The main expedient is using the --prefix option to the configure script, and let it point to the personal home directory. In that way, resulting binaries will be installed under the bin subdirectory of your home directory, manual pages under man and so on. It is reasonably easy to maintain a bunch of personal software, since the prefix argument is supported by most configure scripts.
You’ll have to add something like
/home/myself/share/emacs/site-lisp to your load-path
variable, if it isn’t there already.
Now here is another thing to ponder: perhaps you want to make it easy for other users to share parts of your personal Emacs configuration. In general, you can do this by writing ‘~myself/’ anywhere where you specify paths to something installed in your personal subdirectories, not merely ‘~/’, since the latter, when used by other users, will point to non-existent files.

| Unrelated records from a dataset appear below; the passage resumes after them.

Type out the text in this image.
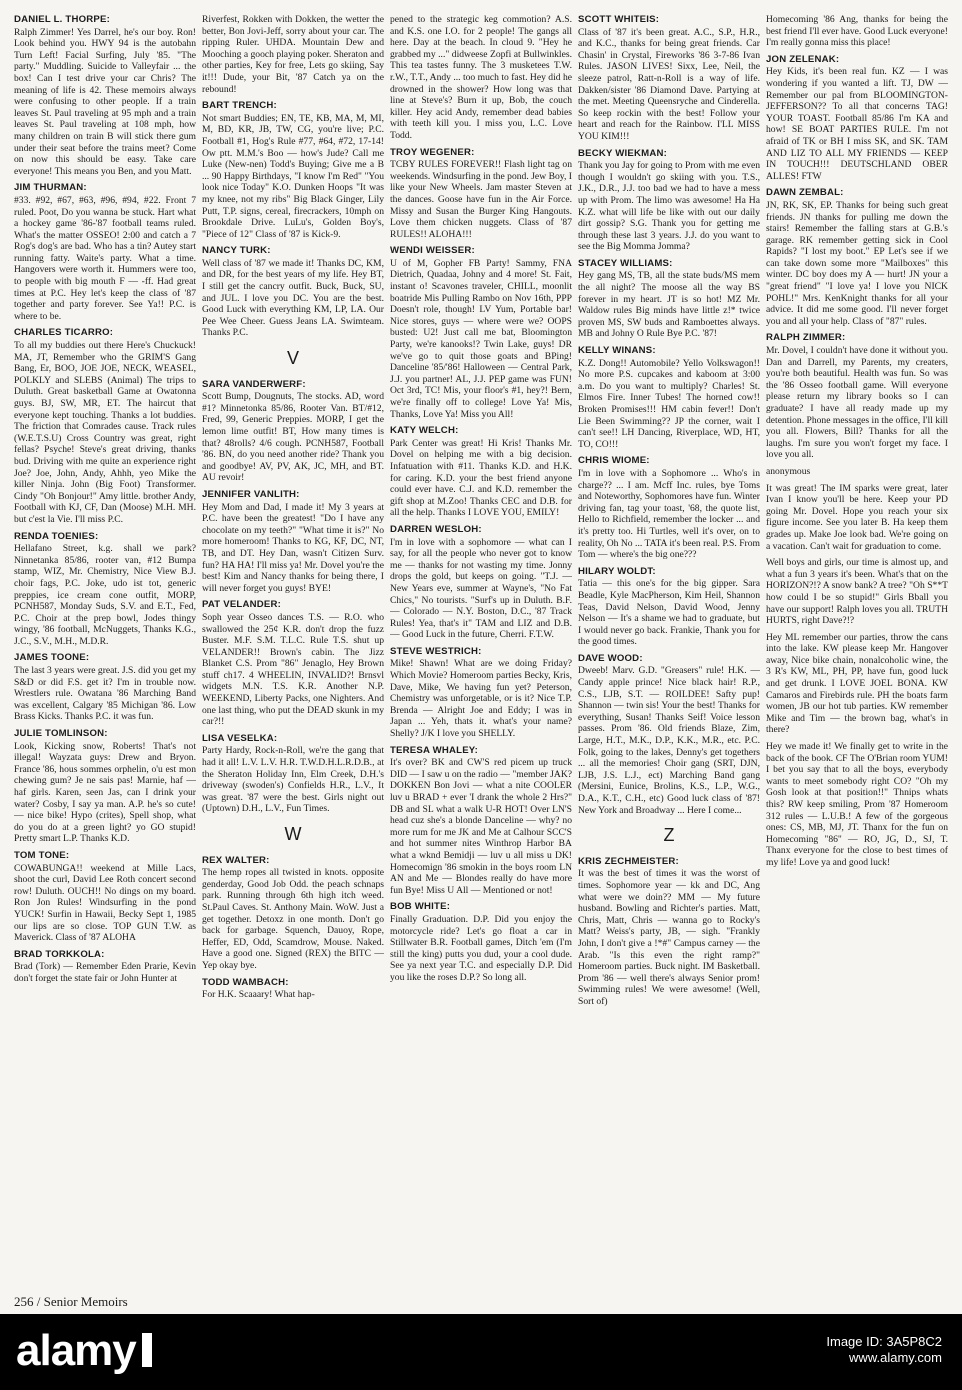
DANIEL L. THORPE:
Ralph Zimmer! Yes Darrel, he's our boy. Ron! Look behind you. HWY 94 is the autobahn Turn Left! Facial Surfing, July '85. "The party." Muddling. Suicide to Valleyfair ... the box! Can I test drive your car Chris? The meaning of life is 42. These memoirs always were confusing to other people. If a train leaves St. Paul traveling at 95 mph and a train leaves St. Paul traveling at 108 mph, how many children on train B will stick there gum under their seat before the trains meet? Come on now this should be easy. Take care everyone! This means you Ben, and you Matt.
JIM THURMAN:
#33. #92, #67, #63, #96, #94, #22. Front 7 ruled. Poot, Do you wanna be stuck. Hart what a hockey game '86-'87 football teams ruled. What's the matter OSSEO! 2:00 and catch a 7 Rog's dog's are bad. Who has a tin? Autey start running fatty. Waite's party. What a time. Hangovers were worth it. Hummers were too, to people with big mouth F — -ff. Had great times at P.C. Hey let's keep the class of '87 together and party forever. See Ya!! P.C. is where to be.
CHARLES TICARRO:
To all my buddies out there Here's Chuckuck! MA, JT, Remember who the GRIM'S Gang Bang, Er, BOO, JOE JOE, NECK, WEASEL, POLKLY and SLEBS (Animal) The trips to Duluth. Great basketball Game at Owatonna guys. BJ, SW, MR, ET. The haircut that everyone kept touching. Thanks a lot buddies. The friction that Comrades cause. Track rules (W.E.T.S.U) Cross Country was great, right fellas? Psyche! Steve's great driving, thanks bud. Driving with me quite an experience right Joe? Joe, John, Andy, Ahhh, yeo Mike the killer Ninja. John (Big Foot) Transformer. Cindy "Oh Bonjour!" Amy little. brother Andy, Football with KJ, CF, Dan (Moose) M.H. MH. but c'est la Vie. I'll miss P.C.
RENDA TOENIES:
Hellafano Street, k.g. shall we park? Ninnetanka 85/86, rooter van, #12 Bumpa stamp, WIZ, Mr. Chemistry, Nice View B.J. choir fags, P.C. Joke, udo ist tot, generic preppies, ice cream cone outfit, MORP, PCNH587, Monday Suds, S.V. and E.T., Fed, P.C. Choir at the prep bowl, Jodes thingy wingy, '86 football, McNuggets, Thanks K.G., J.C., S.V., M.H., M.D.R.
JAMES TOONE:
The last 3 years were great. J.S. did you get my S&D or did F.S. get it? I'm in trouble now. Wrestlers rule. Owatana '86 Marching Band was excellent, Calgary '85 Michigan '86. Low Brass Kicks. Thanks P.C. it was fun.
JULIE TOMLINSON:
Look, Kicking snow, Roberts! That's not illegal! Wayzata guys: Drew and Bryon. France '86, hous sommes orphelin, o'u est mon chewing gum? Je ne sais pas! Marnie, haf — haf girls. Karen, seen Jas, can I drink your water? Cosby, I say ya man. A.P. he's so cute! — nice bike! Hypo (crites), Spell shop, what do you do at a green light? yo GO stupid! Pretty smart L.P. Thanks K.D.
TOM TONE:
COWABUNGA!! weekend at Mille Lacs, shoot the curl, David Lee Roth concert second row! Duluth. OUCH!! No dings on my board. Ron Jon Rules! Windsurfing in the pond YUCK! Surfin in Hawaii, Becky Sept 1, 1985 our lips are so close. TOP GUN T.W. as Maverick. Class of '87 ALOHA
BRAD TORKKOLA:
Brad (Tork) — Remember Eden Prarie, Kevin don't forget the state fair or John Hunter at
Riverfest, Rokken with Dokken, the wetter the better, Bon Jovi-Jeff, sorry about your car. The ripping Ruler. UHDA. Mountain Dew and Mooching a gooch playing poker. Sheraton and other parties, Key for free, Lets go skiing, Say it!!! Dude, your Bit, '87 Catch ya on the rebound!
BART TRENCH:
Not smart Buddies; EN, TE, KB, MA, M, MI, M, BD, KR, JB, TW, CG, you're live; P.C. Football #1, Hog's Rule #77, #64, #72, 17-14! Ow ptt. M.M.'s Boo — how's Jude? Call me Luke (New-nen) Todd's Buying; Give me a B ... 90 Happy Birthdays, "I know I'm Red" "You look nice Today" K.O. Dunken Hoops "It was my knee, not my ribs" Big Black Ginger, Lily Putt, T.P. signs, cereal, firecrackers, 10mph on Brookdale Drive. LuLu's, Golden Boy's, "Piece of 12" Class of '87 is Kick-9.
NANCY TURK:
Well class of '87 we made it! Thanks DC, KM, and DR, for the best years of my life. Hey BT, I still get the cancry outfit. Buck, Buck, SU, and JUL. I love you DC. You are the best. Good Luck with everything KM, LP, LA. Our Pee Wee Cheer. Guess Jeans LA. Swimteam. Thanks P.C.
V
SARA VANDERWERF:
Scott Bump, Dougnuts, The stocks. AD, word #1? Minnetonka 85/86, Rooter Van. BT/#12, Fred, 99, Generic Preppies. MORP, I get the lemon lime outfit! BT, How many times is that? 48rolls? 4/6 cough. PCNH587, Football '86. BN, do you need another ride? Thank you and goodbye! AV, PV, AK, JC, MH, and BT. AU revoir!
JENNIFER VANLITH:
Hey Mom and Dad, I made it! My 3 years at P.C. have been the greatest! "Do I have any chocolate on my teeth?" "What time it is?" No more homeroom! Thanks to KG, KF, DC, NT, TB, and DT. Hey Dan, wasn't Citizen Surv. fun? HA HA! I'll miss ya! Mr. Dovel you're the best! Kim and Nancy thanks for being there, I will never forget you guys! BYE!
PAT VELANDER:
Soph year Osseo dances T.S. — R.O. who swallowed the 25¢ K.R. don't drop the fuzz Buster. M.F. S.M. T.L.C. Rule T.S. shut up VELANDER!! Brown's cabin. The Jizz Blanket C.S. Prom "86" Jenaglo, Hey Brown stuff ch17. 4 WHEELIN, INVALID?! Brnsvl widgets M.N. T.S. K.R. Another N.P. WEEKEND, Liberty Packs, one Nighters. And one last thing, who put the DEAD skunk in my car?!!
LISA VESELKA:
Party Hardy, Rock-n-Roll, we're the gang that had it all! L.V. L.V. H.R. T.W.D.H.L.R.D.B., at the Sheraton Holiday Inn, Elm Creek, D.H.'s driveway (swoden's) Confields H.R., L.V., It was great. '87 were the best. Girls night out (Uptown) D.H., L.V., Fun Times.
W
REX WALTER:
The hemp ropes all twisted in knots. opposite genderday, Good Job Odd. the peach schnaps park. Running through 6th high itch weed. St.Paul Caves. St. Anthony Main. WoW. Just a get together. Detoxz in one month. Don't go back for garbage. Squench, Dauoy, Rope, Heffer, ED, Odd, Scamdrow, Mouse. Naked. Have a good one. Signed (REX) the BITC — Yep okay bye.
TODD WAMBACH:
For H.K. Scaaary! What hap-
pened to the strategic keg commotion? A.S. and K.S. one I.O. for 2 people! The gangs all here. Day at the beach. In cloud 9. "Hey he grabbed my ..." didweese Zopfi at Bullwinkles. This tea tastes funny. The 3 musketees T.W. r.W., T.T., Andy ... too much to fast. Hey did he drowned in the shower? How long was that line at Steve's? Burn it up, Bob, the couch killer. Hey acid Andy, remember dead babies with teeth kill you. I miss you, L.C. Love Todd.
TROY WEGENER:
TCBY RULES FOREVER!! Flash light tag on weekends. Windsurfing in the pond. Jew Boy, I like your New Wheels. Jam master Steven at the dances. Goose have fun in the Air Force. Missy and Susan the Burger King Hangouts. Love them chicken nuggets. Class of '87 RULES!! ALOHA!!!
WENDI WEISSER:
U of M, Gopher FB Party! Sammy, FNA Dietrich, Quadaa, Johny and 4 more! St. Fait, instant o! Scavones traveler, CHILL, moonlit boatride Mis Pulling Rambo on Nov 16th, PPP Doesn't role, though! LV Yum, Portable bar! Nice stores, guys — where were we? OOPS busted: U2! Just call me bat, Bloomington Party, we're kanooks!? Twin Lake, guys! DR we've go to quit those goats and BPing! Danceline '85/'86! Halloween — Central Park, J.J. you partner! AL, J.J. PEP game was FUN! Oct 3rd, TC! Mis, your floor's #1, hey?! Bern, we're finally off to college! Love Ya! Mis, Thanks, Love Ya! Miss you All!
KATY WELCH:
Park Center was great! Hi Kris! Thanks Mr. Dovel on helping me with a big decision. Infatuation with #11. Thanks K.D. and H.K. for caring. K.D. your the best friend anyone could ever have. C.J. and K.D. remember the gift shop at M.Zoo! Thanks CEC and D.B. for all the help. Thanks I LOVE YOU, EMILY!
DARREN WESLOH:
I'm in love with a sophomore — what can I say, for all the people who never got to know me — thanks for not wasting my time. Jonny drops the gold, but keeps on going. "T.J. — New Years eve, summer at Wayne's, "No Fat Chics," No tourists. "Surf's up in Duluth. B.F. — Colorado — N.Y. Boston, D.C., '87 Track Rules! Yea, that's it" TAM and LIZ and D.B. — Good Luck in the future, Cherri. F.T.W.
STEVE WESTRICH:
Mike! Shawn! What are we doing Friday? Which Movie? Homeroom parties Becky, Kris, Dave, Mike, We having fun yet? Peterson, Chemistry was unforgetable, or is it? Nice T.P. Brenda — Alright Joe and Eddy; I was in Japan ... Yeh, thats it. what's your name? Shelly? J/K I love you SHELLY.
TERESA WHALEY:
It's over? BK and CW'S red picem up truck DID — I saw u on the radio — "member JAK? DOKKEN Bon Jovi — what a nite COOLER luv u BRAD + ever 'I drank the whole 2 Hrs?" DB and SL what a walk U-R HOT! Over LN'S head cuz she's a blonde Danceline — why? no more rum for me JK and Me at Calhour SCC'S and hot summer nites Winthrop Harbor BA what a wknd Bemidji — luv u all miss u DK! Homecomign '86 smokin in the boys room LN AN and Me — Blondes really do have more fun Bye! Miss U All — Mentioned or not!
BOB WHITE:
Finally Graduation. D.P. Did you enjoy the motorcycle ride? Let's go float a car in Stillwater B.R. Football games, Ditch 'em (I'm still the king) putts you dud, your a cool dude. See ya next year T.C. and especially D.P. Did you like the roses D.P.? So long all.
SCOTT WHITEIS:
Class of '87 it's been great. A.C., S.P., H.R., and K.C., thanks for being great friends. Car Chasin' in Crystal, Fireworks '86 3-7-86 Ivan Rules. JASON LIVES! Sixx, Lee, Neil, the sleeze patrol, Ratt-n-Roll is a way of life. Dakken/sister '86 Diamond Dave. Partying at the met. Meeting Queensryche and Cinderella. So keep rockin with the best! Follow your heart and reach for the Rainbow. I'LL MISS YOU KIM!!!
BECKY WIEKMAN:
Thank you Jay for going to Prom with me even though I wouldn't go skiing with you. T.S., J.K., D.R., J.J. too bad we had to have a mess up with Prom. The limo was awesome! Ha Ha K.Z. what will life be like with out our daily dirt gossip? S.G. Thank you for getting me through these last 3 years. J.J. do you want to see the Big Momma Jomma?
STACEY WILLIAMS:
Hey gang MS, TB, all the state buds/MS mem the all night? The moose all the way BS forever in my heart. JT is so hot! MZ Mr. Waldow rules Big minds have little z!* twice proven MS, SW buds and Ramboettes always. MB and Johny O Rule Bye P.C. '87!
KELLY WINANS:
K.Z. Dong!! Automobile? Yello Volkswagon!! No more P.S. cupcakes and kaboom at 3:00 a.m. Do you want to multiply? Charles! St. Elmos Fire. Inner Tubes! The horned cow!! Broken Promises!!! HM cabin fever!! Don't Lie Been Swimming?? JP the corner, wait I can't see!! LH Dancing, Riverplace, WD, HT, TO, CO!!!
CHRIS WIOME:
I'm in love with a Sophomore ... Who's in charge?? ... I am. Mcff Inc. rules, bye Toms and Noteworthy, Sophomores have fun. Winter driving fan, tag your toast, '68, the quote list, Hello to Richfield, remember the locker ... and it's pretty too. Hi Turtles, well it's over, on to reality, Oh No ... TATA it's been real. P.S. From Tom — where's the big one???
HILARY WOLDT:
Tatia — this one's for the big gipper. Sara Beadle, Kyle MacPherson, Kim Heil, Shannon Teas, David Nelson, David Wood, Jenny Nelson — It's a shame we had to graduate, but I would never go back. Frankie, Thank you for the good times.
DAVE WOOD:
Dweeb! Marv. G.D. "Greasers" rule! H.K. — Candy apple prince! Nice black hair! R.P., C.S., LJB, S.T. — ROILDEE! Safty pup! Shannon — twin sis! Your the best! Thanks for everything, Susan! Thanks Seif! Voice lesson passes. Prom '86. Old friends Blaze, Zim, Large, H.T., M.K., D.P., K.K., M.R., etc. P.C. Folk, going to the lakes, Denny's get togethers ... all the memories! Choir gang (SRT, DJN, LJB, J.S. L.J., ect) Marching Band gang (Mersini, Eunice, Brolins, K.S., L.P., W.G., D.A., K.T., C.H., etc) Good luck class of '87! New York and Broadway ... Here I come...
Z
KRIS ZECHMEISTER:
It was the best of times it was the worst of times. Sophomore year — kk and DC, Ang what were we doin?? MM — My future husband. Bowling and Richter's parties. Matt, Chris, Matt, Chris — wanna go to Rocky's Matt? Weiss's party, JB, — sigh. "Frankly John, I don't give a !*#" Campus carney — the Arab. "Is this even the right ramp?" Homeroom parties. Buck night. IM Basketball. Prom '86 — well there's always Senior prom! Swimming rules! We were awesome! (Well, Sort of)
Homecoming '86 Ang, thanks for being the best friend I'll ever have. Good Luck everyone! I'm really gonna miss this place!
JON ZELENAK:
Hey Kids, it's been real fun. KZ — I was wondering if you wanted a lift. TJ, DW — Remember our pal from BLOOMINGTON-JEFFERSON?? To all that concerns TAG! YOUR TOAST. Football 85/86 I'm KA and how! SE BOAT PARTIES RULE. I'm not afraid of TK or BH I miss SK, and SK. TAM AND LIZ TO ALL MY FRIENDS — KEEP IN TOUCH!!! DEUTSCHLAND OBER ALLES! FTW
DAWN ZEMBAL:
JN, RK, SK, EP. Thanks for being such great friends. JN thanks for pulling me down the stairs! Remember the falling stars at G.B.'s garage. RK remember getting sick in Cool Rapids? "I lost my boot." EP Let's see if we can take down some more "Mailboxes" this winter. DC boy does my A — hurt! JN your a "great friend" "I love ya! I love you NICK POHL!" Mrs. KenKnight thanks for all your advice. It did me some good. I'll never forget you and all your help. Class of "87" rules.
RALPH ZIMMER:
Mr. Dovel, I couldn't have done it without you. Dan and Darrell, my Parents, my creaters, you're both beautiful. Health was fun. So was the '86 Osseo football game. Will everyone please return my library books so I can graduate? I have all ready made up my detention. Phone messages in the office, I'll kill you all. Flowers, Bill? Thanks for all the laughs. I'm sure you won't forget my face. I love you all.
anonymous
It was great! The IM sparks were great, later Ivan I know you'll be here. Keep your PD going Mr. Dovel. Hope you reach your six figure income. See you later B. Ha keep them grades up. Make Joe look bad. We're going on a vacation. Can't wait for graduation to come.
Well boys and girls, our time is almost up, and what a fun 3 years it's been. What's that on the HORIZON?!? A snow bank? A tree? "Oh S**T how could I be so stupid!" Girls Bball you have our support! Ralph loves you all. TRUTH HURTS, right Dave?!?
Hey ML remember our parties, throw the cans into the lake. KW please keep Mr. Hangover away, Nice bike chain, nonalcoholic wine, the 3 R's KW, ML, PH, PP, have fun, good luck and get drunk. I LOVE JOEL BONA. KW Camaros and Firebirds rule. PH the boats farm women, JB our hot tub parties. KW remember Mike and Tim — the brown bag, what's in there?
Hey we made it! We finally get to write in the back of the book. CF The O'Brian room YUM! I bet you say that to all the boys, everybody wants to meet somebody right CO? "Oh my Gosh look at that position!!" Thnips whats this? RW keep smiling, Prom '87 Homeroom 312 rules — L.U.B.! A few of the gorgeous ones: CS, MB, MJ, JT. Thanx for the fun on Homecoming "86" — RO, JG, D., SJ, T. Thanx everyone for the close to best times of my life! Love ya and good luck!
256 / Senior Memoirs
alamy	Image ID: 3A5P8C2
www.alamy.com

For yourself, it will do to manipulate environment variables in your .profile resp. .login files. But if people will be copying just Elisp files, their copies will not work. While it would in general be preferable if the added components where available from a shell level, too (like when you call the standalone info reader, or try using preview.sty for functionality besides of Emacs previews), it will be a big help already if things work from inside of Emacs.
Here is how to do the various parts:
In GNU Emacs, it should be sufficient if people just do
(load "~myself/share/emacs/site-lisp/auctex.el" nil t t) (load "~myself/share/emacs/site-lisp/preview-latex.el" nil t t)
where the path points to your personal installation. The rest of the package should be found relative from there without further ado.
For making the info files accessible from within Elisp, something like the following might be convenient to add into your or other people’s startup files:
(eval-after-load 'info '(add-to-list 'Info-directory-list "~myself/info"))
If you want others to be able to share your installation, you should configure it using ‘--without-texmf-dir’, in which case things should work as well for them as for you.